Hypertension is the most common reason Americans visit a physician. Recent analyses from the Framingham Heart Study and others have shown that there will be 70 million hypertensive Americans by the year 2020 and that the overwhelming majority of hypertensives will be 65 years of age or older (what we used to call elderly). The lifetime risk of Americans who live to age 85 years of becoming hypertensive is approximately 90% for both men and women. These individuals, even if they develop an elevated blood pressure late in life, are at significantly increased risk of the many medical complications attributable to hypertension (coronary artery disease, strokes, heart failure, chronic renal disease, and more).
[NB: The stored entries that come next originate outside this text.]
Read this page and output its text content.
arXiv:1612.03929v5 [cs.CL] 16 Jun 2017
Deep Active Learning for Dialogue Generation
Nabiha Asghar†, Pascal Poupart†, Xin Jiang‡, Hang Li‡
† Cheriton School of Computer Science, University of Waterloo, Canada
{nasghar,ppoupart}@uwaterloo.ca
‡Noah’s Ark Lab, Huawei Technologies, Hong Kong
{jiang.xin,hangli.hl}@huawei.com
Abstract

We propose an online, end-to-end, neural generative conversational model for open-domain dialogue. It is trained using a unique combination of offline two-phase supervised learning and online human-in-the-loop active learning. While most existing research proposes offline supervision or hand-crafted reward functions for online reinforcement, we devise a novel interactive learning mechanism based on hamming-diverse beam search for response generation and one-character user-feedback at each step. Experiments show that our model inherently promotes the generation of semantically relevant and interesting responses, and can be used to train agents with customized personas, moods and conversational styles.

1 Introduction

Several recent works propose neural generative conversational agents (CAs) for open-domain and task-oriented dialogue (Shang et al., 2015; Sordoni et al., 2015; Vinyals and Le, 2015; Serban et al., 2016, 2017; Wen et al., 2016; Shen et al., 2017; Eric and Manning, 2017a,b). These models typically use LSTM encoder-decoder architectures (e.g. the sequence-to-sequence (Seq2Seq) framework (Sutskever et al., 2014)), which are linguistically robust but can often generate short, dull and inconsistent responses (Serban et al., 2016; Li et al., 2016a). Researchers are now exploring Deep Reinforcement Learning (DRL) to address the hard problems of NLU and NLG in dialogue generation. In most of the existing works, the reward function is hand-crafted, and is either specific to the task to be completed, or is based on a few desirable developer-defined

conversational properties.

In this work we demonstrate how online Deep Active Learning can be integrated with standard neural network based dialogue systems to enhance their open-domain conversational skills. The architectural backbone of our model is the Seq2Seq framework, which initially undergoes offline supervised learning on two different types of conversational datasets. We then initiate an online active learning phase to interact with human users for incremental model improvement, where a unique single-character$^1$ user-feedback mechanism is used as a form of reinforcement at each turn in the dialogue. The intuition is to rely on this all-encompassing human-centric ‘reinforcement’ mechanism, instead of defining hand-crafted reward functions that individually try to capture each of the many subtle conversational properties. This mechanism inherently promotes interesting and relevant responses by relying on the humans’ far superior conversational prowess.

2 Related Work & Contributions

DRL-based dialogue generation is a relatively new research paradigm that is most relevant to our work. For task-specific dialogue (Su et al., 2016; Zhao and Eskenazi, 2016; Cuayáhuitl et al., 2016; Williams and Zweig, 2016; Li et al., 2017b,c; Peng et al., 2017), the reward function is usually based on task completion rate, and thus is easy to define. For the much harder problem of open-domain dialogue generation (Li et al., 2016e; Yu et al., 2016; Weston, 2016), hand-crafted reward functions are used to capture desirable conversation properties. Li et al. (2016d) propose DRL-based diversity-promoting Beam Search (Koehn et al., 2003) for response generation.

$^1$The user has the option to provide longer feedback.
Older hypertensives are more likely to have an elevated systolic blood pressure and a low diastolic blood pressure, both of which are related to a loss of article compliance and have an increase in left ventricular mass and a decrease in peripheral resistance. We now have a substantial body of evidence from well done clinical trials that older hypertensives benefit as much or more than younger patients from antihypertensive therapy, so there is no longer any justification for withholding medication from any hypertensive patient whose competing risk or other medical problems are not a contraindication to treatment. These same studies, and practice-based analyses, have shown that the major barrier to reaching blood pressure goal is our failure to reduce systolic blood pressure to <140 mm Hg in most patients and to <130 mm Hg in diabetics and those with renal failure. The basis for all antihypertensive therapy, especially in older people, is thiazide diuretics with either angiotensin-converting enzyme inhibitors, angiotensin receptor blockers, beta blockers, or calcium entry blockers as appropriate add-on treatment. The choice of the second agent depends on other factors, such as comorbidity, lifestyle, and affordability. We must be more aggressive in getting the message out that older hypertensives benefit from treatment and we must overcome the clinical inertia that seems to be a factor in the decision of many physicians not to treat an older patient. No older person should suffer a preventable, life-threatening event or become confined to a wheel chair if attention to lifestyle issues and a few pills a day could avoid that outcome.